De acordo com os relatos de pessoas que residem na região, Edivan era um microempreendedor versátil: ele também administrava um pequeno bar e uma pensão na localidade, além de realizar constantes serviços informais na construção civil para complementar a renda do lar. Naquela fatídica manhã, ele havia saído de casa justamente para ajudar o amigo Marcelo em mais um dia de obra. Infelizmente, os dois acabaram sendo severamente atingidos bem próximos às ferramentas que utilizariam no serviço. Testemunhas relataram que os disparos foram ouvidos entre 7h e 7h30, e reforçaram que não perceberam qualquer indício de confronto armado ou troca de tiros no momento exato da ação.
Investigação sobre a dinâmica dos fatos e ferramenta apreendida
Informações iniciais colhidas no local apontam que agentes de segurança pública acompanhavam uma equipe de técnicos de uma empresa de telefonia na localidade.

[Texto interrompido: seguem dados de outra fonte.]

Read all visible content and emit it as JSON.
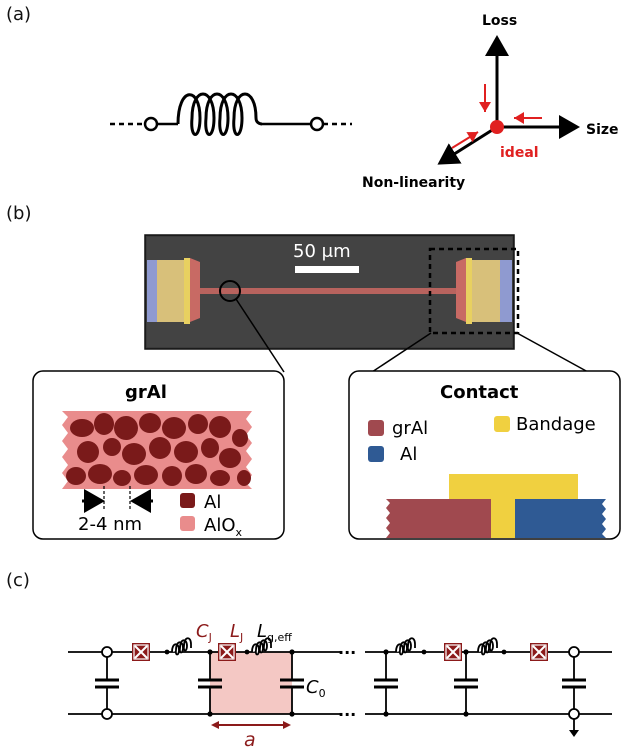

Contudo, a dinâmica precisa de como o caso ocorreu e de onde partiram os projéteis ainda está sendo minuciosamente investigada pelas autoridades competentes da Polícia Civil do Estado do Rio de Janeiro.
Durante os trabalhos de perícia técnica realizados na cena do crime, uma ferramenta comumente utilizada na construção civil foi encontrada e apreendida pelos agentes a uma certa distância dos corpos dos trabalhadores. Diante do cenário, levantou-se a forte e dolorosa suspeita de que o objeto de trabalho possa ter sido tragicamente confundido com uma arma de fogo durante a ocorrência, hipótese alarmante que deverá ser criteriosamente analisada ao longo do inquérito policial. A morte brutal dos dois operários provocou uma onda instantânea de indignação e profunda tristeza entre os moradores do Jardim Catarina, que exigem justiça e respostas claras para a perda dessas duas vidas inocentes.